With collapses of major financial institutions an almost weekly occurrence, it is clear that the models on which they have been based are seriously flawed. Of course, it’s easy to say that now—and the hindsight merchants, from opposition political parties to self-professed financial experts—are telling us all what we should have done differently. But there is one financial sector that has not been hit nearly as hard as the headline-dominating victims—the Islamic banking sector. The prudence, sense of security and commitment to the common good that are built in to its principles are, more or less, what may well be enforced on the Western banking sector unless it can really get its act together.If we try to excavate the basic principles of banking and business that prevail in the Western world today, we are led on a fascinating journey that ultimately takes us back to the heartlands of Islam 1500 years ago and detailed Quranic instructions on business practice.

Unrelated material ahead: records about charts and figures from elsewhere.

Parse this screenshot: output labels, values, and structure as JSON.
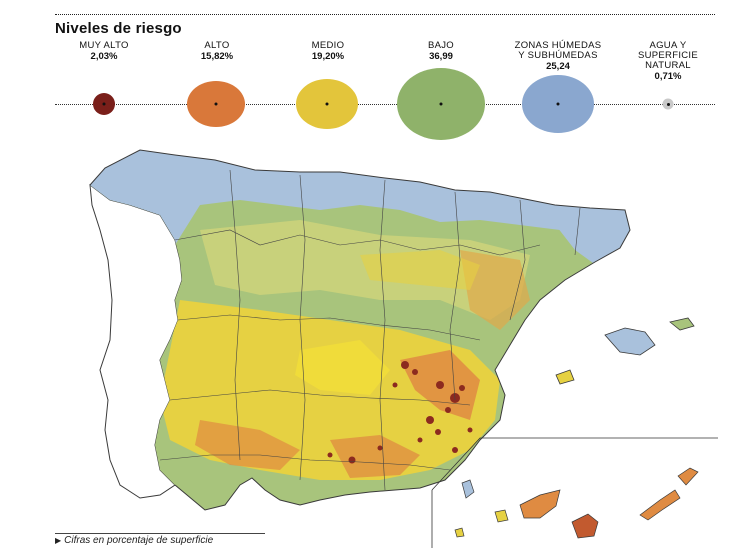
{
  "title": "Niveles de riesgo",
  "legend": [
    {
      "label": "MUY ALTO",
      "value": "2,03%",
      "color": "#7a1f1a"
    },
    {
      "label": "ALTO",
      "value": "15,82%",
      "color": "#d9783a"
    },
    {
      "label": "MEDIO",
      "value": "19,20%",
      "color": "#e3c53b"
    },
    {
      "label": "BAJO",
      "value": "36,99",
      "color": "#8fb26a"
    },
    {
      "label": "ZONAS HÚMEDAS\nY SUBHÚMEDAS",
      "value": "25,24",
      "color": "#8aa7cf"
    },
    {
      "label": "AGUA Y\nSUPERFICIE\nNATURAL",
      "value": "0,71%",
      "color": "#c9c9c9"
    }
  ],
  "footnote": "Cifras en porcentaje de superficie",
  "colors": {
    "sea_zone": "#a9c1dc",
    "portugal": "#ffffff",
    "low": "#a8c47c",
    "medium": "#e6d142",
    "high": "#df8b42",
    "very_high": "#8c2a1f",
    "border": "#3a3a3a"
  }
}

     The Muslim conquest of what we now know as Spain and Portugal introduced the ideas to the European mainland, and the re-conquest of these lands by Christians during the European renaissance facilitated the spread of these principles throughout Christendom. As more ancient knowledge is unearthed, the deeper-rooted the principles seem.

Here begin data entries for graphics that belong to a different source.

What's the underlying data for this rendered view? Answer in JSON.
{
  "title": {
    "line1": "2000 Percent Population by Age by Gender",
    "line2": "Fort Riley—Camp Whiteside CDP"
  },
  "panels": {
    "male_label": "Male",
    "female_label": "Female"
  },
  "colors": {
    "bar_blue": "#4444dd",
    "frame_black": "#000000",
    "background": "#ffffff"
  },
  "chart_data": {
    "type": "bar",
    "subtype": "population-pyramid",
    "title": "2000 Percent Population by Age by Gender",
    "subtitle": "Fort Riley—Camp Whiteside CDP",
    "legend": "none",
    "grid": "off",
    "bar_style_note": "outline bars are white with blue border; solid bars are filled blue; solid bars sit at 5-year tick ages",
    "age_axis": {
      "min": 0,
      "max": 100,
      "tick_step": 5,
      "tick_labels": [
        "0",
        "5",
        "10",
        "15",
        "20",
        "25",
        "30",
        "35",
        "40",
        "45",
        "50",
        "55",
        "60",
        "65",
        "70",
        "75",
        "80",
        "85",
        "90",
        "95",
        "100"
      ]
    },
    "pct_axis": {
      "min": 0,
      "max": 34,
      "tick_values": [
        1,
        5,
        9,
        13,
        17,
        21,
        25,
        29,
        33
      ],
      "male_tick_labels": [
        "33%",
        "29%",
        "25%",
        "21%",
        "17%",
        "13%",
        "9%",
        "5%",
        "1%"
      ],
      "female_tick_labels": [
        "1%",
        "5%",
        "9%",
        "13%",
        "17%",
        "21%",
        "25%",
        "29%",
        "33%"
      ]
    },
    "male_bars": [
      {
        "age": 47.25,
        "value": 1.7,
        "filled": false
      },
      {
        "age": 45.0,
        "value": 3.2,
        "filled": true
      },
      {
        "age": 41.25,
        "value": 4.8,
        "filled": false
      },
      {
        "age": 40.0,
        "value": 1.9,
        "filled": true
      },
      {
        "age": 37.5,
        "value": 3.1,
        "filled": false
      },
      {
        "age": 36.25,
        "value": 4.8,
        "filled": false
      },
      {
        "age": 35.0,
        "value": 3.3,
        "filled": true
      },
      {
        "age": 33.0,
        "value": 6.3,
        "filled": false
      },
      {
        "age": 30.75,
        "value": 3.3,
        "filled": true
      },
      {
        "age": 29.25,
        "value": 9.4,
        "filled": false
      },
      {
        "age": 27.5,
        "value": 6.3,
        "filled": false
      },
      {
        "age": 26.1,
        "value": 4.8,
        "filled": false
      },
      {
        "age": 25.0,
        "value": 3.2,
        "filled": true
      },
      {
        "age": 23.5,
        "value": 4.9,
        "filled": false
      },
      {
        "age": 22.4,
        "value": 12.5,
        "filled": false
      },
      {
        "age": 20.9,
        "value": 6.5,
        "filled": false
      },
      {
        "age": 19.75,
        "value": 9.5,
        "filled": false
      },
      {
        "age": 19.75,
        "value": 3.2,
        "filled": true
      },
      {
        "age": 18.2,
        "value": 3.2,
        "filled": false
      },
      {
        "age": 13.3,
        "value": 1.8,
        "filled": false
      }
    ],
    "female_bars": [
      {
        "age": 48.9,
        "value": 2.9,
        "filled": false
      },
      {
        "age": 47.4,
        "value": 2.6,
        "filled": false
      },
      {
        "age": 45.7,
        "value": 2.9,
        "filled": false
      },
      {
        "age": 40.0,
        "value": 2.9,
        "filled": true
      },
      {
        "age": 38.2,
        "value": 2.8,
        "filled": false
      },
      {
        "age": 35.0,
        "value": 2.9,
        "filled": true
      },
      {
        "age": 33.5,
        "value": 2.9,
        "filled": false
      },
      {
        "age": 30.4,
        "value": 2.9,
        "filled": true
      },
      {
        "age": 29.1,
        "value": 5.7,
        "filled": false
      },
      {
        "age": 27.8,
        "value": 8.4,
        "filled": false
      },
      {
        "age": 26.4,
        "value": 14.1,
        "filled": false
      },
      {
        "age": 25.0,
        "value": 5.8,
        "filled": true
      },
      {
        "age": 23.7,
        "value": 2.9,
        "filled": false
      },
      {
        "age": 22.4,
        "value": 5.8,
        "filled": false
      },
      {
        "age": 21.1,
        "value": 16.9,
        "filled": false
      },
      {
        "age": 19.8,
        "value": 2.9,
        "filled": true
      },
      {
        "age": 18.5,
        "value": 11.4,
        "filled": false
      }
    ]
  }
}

     The limited liability company, for example, with its emphasis on partnerships, enterprise creation and avoidance of personal debt, would sound like a description of a Shariah mechanism to anyone who has ever studied Islamic economics! It takes into account the fact that some businesses will inevitably fail, and not necessarily through the misdeeds of the owners. And yet it is a standard structure in today’s business, offering respectability and an innovative spirit to companies. By being able to write off the debts caused by the collapse, enterprising individuals or partnerships can dust themselves down and try again if the business fails.
Magnify these principles to the national scale and entire countries can enjoy virtually the same benefits.

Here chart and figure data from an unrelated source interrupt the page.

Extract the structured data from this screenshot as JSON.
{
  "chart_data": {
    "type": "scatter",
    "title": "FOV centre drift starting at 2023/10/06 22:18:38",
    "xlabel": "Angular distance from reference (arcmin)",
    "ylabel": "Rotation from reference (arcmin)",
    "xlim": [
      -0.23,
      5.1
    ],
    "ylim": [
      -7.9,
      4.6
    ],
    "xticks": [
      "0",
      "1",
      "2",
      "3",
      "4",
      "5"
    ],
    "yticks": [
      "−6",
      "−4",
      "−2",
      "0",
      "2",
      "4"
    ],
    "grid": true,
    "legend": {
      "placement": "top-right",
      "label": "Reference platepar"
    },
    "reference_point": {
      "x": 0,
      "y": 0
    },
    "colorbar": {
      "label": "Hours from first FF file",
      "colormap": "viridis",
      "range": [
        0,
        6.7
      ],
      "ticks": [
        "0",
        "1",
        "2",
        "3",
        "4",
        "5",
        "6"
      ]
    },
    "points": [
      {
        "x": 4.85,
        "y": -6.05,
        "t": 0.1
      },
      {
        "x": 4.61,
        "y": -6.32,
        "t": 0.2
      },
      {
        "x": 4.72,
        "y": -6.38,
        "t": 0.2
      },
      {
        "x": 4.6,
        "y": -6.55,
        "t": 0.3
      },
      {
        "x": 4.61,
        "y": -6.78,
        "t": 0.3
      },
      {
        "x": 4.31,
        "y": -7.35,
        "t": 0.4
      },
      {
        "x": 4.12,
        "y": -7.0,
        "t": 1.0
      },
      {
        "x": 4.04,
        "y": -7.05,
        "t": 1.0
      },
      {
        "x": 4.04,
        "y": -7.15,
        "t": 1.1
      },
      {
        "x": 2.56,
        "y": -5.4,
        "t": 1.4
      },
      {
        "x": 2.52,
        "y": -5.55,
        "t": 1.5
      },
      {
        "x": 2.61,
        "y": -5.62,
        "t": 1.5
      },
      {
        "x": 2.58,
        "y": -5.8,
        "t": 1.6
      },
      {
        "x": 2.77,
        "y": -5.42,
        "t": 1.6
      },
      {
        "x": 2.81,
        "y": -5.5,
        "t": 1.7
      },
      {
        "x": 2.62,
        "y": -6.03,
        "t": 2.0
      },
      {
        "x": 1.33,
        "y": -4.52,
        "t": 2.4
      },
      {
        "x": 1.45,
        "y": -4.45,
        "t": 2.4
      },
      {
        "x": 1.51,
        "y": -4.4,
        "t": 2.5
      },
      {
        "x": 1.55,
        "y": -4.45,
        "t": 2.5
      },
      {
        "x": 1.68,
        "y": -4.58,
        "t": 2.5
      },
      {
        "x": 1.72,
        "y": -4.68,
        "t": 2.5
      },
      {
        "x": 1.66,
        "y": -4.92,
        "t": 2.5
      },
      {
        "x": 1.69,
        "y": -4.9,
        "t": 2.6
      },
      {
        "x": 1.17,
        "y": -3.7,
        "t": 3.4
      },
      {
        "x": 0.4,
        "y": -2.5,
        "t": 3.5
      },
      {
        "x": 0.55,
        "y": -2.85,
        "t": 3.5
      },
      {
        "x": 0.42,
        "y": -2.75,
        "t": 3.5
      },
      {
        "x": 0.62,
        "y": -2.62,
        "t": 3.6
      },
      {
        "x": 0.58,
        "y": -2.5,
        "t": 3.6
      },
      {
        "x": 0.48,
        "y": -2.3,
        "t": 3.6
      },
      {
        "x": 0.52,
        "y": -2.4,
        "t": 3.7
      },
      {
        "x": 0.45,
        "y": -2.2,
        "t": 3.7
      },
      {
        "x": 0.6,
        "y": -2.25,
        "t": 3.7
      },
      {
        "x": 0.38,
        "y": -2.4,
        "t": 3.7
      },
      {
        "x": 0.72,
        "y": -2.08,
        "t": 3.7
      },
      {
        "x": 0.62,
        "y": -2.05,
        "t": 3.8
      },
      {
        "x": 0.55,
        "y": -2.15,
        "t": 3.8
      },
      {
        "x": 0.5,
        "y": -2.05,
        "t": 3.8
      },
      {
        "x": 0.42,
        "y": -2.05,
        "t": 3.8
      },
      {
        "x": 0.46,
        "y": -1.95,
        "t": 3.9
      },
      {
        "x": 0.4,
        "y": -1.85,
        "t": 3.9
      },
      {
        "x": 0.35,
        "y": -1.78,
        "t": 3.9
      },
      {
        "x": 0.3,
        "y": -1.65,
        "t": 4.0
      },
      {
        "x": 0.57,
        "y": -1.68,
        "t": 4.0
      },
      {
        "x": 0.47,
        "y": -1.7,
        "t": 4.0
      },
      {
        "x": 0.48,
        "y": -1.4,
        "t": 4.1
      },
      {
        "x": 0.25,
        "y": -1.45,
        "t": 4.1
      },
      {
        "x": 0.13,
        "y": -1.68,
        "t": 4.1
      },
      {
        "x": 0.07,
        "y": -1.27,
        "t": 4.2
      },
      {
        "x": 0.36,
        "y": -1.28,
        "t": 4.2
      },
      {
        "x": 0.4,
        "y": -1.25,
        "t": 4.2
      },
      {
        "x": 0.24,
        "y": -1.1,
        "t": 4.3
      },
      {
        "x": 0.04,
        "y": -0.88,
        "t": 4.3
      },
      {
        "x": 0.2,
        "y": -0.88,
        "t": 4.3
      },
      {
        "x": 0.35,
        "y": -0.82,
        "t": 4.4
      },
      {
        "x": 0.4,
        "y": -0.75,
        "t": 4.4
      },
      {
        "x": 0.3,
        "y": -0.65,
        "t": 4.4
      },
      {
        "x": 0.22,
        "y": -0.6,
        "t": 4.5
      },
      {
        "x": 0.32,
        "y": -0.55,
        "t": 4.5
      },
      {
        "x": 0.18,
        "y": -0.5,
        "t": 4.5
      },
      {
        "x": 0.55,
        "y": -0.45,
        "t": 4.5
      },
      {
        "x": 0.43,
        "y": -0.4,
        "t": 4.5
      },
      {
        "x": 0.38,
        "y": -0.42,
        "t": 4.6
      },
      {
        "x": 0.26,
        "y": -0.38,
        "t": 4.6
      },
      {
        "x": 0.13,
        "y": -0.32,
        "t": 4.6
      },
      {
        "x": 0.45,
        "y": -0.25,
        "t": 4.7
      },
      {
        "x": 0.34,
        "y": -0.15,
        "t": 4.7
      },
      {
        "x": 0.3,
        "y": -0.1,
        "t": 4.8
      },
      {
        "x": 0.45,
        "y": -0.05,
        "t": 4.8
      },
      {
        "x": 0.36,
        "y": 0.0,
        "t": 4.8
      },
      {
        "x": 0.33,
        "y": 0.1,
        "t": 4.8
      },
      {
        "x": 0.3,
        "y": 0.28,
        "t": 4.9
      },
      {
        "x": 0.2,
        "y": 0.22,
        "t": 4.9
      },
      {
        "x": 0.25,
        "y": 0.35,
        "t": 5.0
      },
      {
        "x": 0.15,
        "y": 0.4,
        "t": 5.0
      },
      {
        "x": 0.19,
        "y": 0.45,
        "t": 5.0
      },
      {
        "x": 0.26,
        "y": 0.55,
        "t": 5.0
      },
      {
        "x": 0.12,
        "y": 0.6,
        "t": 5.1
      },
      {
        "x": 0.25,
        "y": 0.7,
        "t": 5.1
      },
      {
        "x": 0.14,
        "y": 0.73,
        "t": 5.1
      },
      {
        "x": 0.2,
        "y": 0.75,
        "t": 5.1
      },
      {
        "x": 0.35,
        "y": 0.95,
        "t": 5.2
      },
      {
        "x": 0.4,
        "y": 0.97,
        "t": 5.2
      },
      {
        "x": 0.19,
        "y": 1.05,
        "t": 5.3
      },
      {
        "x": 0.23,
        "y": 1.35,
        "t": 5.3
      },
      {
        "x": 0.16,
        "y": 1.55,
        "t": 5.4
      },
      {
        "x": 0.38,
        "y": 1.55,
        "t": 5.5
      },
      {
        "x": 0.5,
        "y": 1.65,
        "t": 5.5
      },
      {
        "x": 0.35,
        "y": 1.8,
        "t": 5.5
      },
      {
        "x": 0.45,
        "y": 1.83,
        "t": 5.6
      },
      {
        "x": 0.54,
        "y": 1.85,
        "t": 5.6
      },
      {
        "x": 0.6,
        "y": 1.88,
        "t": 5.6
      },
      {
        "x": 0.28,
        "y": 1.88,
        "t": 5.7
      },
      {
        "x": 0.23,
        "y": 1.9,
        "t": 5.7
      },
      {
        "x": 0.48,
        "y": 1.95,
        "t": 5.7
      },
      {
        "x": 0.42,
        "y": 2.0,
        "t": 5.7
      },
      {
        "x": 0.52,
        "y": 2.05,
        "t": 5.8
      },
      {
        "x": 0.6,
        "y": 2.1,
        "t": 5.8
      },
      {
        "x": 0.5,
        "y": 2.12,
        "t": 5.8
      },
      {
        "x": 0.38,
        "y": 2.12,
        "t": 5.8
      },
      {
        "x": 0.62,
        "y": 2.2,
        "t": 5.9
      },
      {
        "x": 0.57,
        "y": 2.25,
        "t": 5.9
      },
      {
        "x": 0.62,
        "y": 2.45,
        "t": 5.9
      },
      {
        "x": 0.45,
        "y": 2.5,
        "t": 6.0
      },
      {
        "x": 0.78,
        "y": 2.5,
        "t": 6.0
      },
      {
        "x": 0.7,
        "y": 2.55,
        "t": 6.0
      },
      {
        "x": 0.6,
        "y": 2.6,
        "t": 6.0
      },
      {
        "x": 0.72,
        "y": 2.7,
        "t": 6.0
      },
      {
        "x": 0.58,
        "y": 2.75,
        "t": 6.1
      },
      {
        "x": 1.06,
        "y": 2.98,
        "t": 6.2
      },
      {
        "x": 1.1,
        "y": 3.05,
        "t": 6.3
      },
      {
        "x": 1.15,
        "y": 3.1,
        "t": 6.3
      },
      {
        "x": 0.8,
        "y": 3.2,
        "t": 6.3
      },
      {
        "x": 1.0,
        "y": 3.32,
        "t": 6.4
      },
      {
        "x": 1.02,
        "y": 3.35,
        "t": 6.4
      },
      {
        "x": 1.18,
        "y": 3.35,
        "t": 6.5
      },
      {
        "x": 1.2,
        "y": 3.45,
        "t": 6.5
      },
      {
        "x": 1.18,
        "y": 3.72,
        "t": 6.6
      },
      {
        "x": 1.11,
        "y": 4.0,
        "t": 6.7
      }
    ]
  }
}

     We have seen the results of debt write-off on the developing world. Since many developing countries are saddled with virtually unserviceable debts owed to various developed countries, their freedom to develop is seriously curtailed by their need to meet their debt obligations. When freed of their national debts, developing countries that do not suffer from corruption and ill-management can start to thrive in remarkably short time spans. Again, this idea would not look all that unusual to a scholar of Islamic business and finance principles and history. Another example is the corporation as a non-personal legal entity that can borrow money in its own name, sue and be sued without necessarily directly affecting the individual or persons who founded, own, manage or are employed by it. Its principles would be perfectly at home in the Quran, as it allows enterprise without taking on large risks that could destroy a person financially.